Aku mengangkat bahu tak acuh seraya menggeleng. "Gak kepikiran," jawabku asal. "Aku hanya ingin istirahat saja. Lagipula, aku baik-baik saja."

"Kita pulang setelah ini."

Aku tak menjawab ajakan itu. Saat teh buatan Ibu datang, aku memilih menikmati minuman hangat itu agar tubuhku bisa lebih rileks.

Sepanjang pulang, aku tak banyak bicara. Aku hanya duduk memperhatikan jalan dari kursi yang kududuki di mobil Mas Galuh.
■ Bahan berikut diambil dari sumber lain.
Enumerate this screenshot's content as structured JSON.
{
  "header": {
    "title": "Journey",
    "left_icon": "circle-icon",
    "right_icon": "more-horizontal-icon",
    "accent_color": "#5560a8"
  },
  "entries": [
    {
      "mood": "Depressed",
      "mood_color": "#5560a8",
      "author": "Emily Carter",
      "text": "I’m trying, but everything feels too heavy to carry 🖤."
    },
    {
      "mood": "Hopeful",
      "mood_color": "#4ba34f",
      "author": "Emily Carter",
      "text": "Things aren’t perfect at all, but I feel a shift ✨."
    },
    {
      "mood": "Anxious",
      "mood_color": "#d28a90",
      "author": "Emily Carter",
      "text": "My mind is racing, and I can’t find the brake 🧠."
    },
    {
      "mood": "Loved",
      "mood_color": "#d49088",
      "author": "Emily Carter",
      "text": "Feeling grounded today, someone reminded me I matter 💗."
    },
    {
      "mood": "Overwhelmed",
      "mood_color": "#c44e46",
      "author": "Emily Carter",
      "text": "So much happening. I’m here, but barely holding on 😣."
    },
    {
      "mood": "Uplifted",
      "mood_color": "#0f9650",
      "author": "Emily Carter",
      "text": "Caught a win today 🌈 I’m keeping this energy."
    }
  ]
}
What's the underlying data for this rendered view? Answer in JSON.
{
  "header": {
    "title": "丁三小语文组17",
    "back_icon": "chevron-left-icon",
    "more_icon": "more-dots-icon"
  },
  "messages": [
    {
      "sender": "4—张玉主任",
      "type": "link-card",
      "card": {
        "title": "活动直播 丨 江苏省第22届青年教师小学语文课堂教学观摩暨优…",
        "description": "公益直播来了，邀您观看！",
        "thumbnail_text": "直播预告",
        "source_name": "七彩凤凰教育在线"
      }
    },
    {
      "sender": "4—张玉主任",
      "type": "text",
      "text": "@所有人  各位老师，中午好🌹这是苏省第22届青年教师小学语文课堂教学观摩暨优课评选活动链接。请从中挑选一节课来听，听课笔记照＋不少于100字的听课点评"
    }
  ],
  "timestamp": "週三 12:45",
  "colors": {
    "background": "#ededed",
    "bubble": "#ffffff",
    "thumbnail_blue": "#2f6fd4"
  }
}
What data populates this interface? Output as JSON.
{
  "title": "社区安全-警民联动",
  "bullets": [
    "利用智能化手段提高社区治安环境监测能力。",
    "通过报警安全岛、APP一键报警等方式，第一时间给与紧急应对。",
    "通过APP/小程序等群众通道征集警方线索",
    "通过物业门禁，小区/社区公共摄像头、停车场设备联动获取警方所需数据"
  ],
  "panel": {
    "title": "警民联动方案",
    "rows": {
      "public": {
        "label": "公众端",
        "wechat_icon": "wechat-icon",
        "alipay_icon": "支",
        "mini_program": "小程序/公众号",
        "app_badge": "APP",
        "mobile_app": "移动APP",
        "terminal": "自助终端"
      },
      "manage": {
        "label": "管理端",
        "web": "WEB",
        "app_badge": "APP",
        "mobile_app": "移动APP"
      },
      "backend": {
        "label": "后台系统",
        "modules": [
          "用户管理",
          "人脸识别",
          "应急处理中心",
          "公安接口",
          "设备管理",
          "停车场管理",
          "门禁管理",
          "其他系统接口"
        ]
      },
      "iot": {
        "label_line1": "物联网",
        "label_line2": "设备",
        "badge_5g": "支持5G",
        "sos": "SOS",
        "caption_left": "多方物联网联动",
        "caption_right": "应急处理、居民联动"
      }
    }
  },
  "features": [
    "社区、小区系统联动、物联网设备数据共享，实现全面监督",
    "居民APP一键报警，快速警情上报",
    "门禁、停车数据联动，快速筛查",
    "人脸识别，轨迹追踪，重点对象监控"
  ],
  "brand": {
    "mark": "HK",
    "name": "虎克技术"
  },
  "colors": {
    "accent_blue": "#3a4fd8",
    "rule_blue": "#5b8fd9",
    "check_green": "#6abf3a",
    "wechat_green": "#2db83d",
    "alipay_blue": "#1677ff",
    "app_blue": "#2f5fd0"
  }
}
Motorku terpaksa ditinggal karena Mas Galuh menemukan kerusakan di beberapa bagian dan akan dibawa ke bengkel segera.

"Lain kali, ikutilah pengaturanku, Nur. Kalau kamu tidak menolak kuantar, kejadian ini tidak akan ada."

Aku tak menjawab. Aku sedang malas memikirkan apapun. Kepalaku pusing dan tubuhku terasa sakit dan tak bertenaga. Seperti darahku berkurang drastic dan aku sulit untuk berpikir.

"Besok tidak usah ke kios. Aku sudah rekrut dua orang untuk membantuku di kios dan pengiriman."

Baguslah. Setidaknya, jika aku pergi nanti, Mas Galuh sudah memiliki penggantiku di kiosnya.

"Tidurlah jika kamu lelah."

Aku masih terdiam, lalu memejamkan mata agar tidak ada lagi obrolan diantara kami.

Aku membuka mata saat mesin mobil mati. Ternyata kami sudah sampai rumah. Aku langsung membuka sabuk pengaman dan perlahan turun dari mobil. Mas Galuh merengkuh pundakku dan memapahku seakan kakiku hancur dan tak bisa jalan. Ia tidak tahu saja jika sebenarnya yang hancur lebur adalah hatiku, bukan kakiku.

Kami masuk ke kamar dan Mas Galuh langsung membaringkanku di ranjang. Setelah memastikan posisiku nyaman, ia membuka celana yang kupakai hingga menyisakan pakaian dalam saja. Aku mengernyit memperhatikan Mas Galuh lalu dadaku kembali bergemuruh dengan jutaan emosi saat tangan Mas Galuh perlahan memijat kedua kakiku dan mengusap pelan beberapa memar di sana.

"Jangan sakit, Nur. Kalau kamu kenapa-kenapa, yang sakit bukan hanya kamu, tapi juga saya."

Aku berpaling muka, menyembunyikan wajahku yang nyaris mengeluarkan air mata.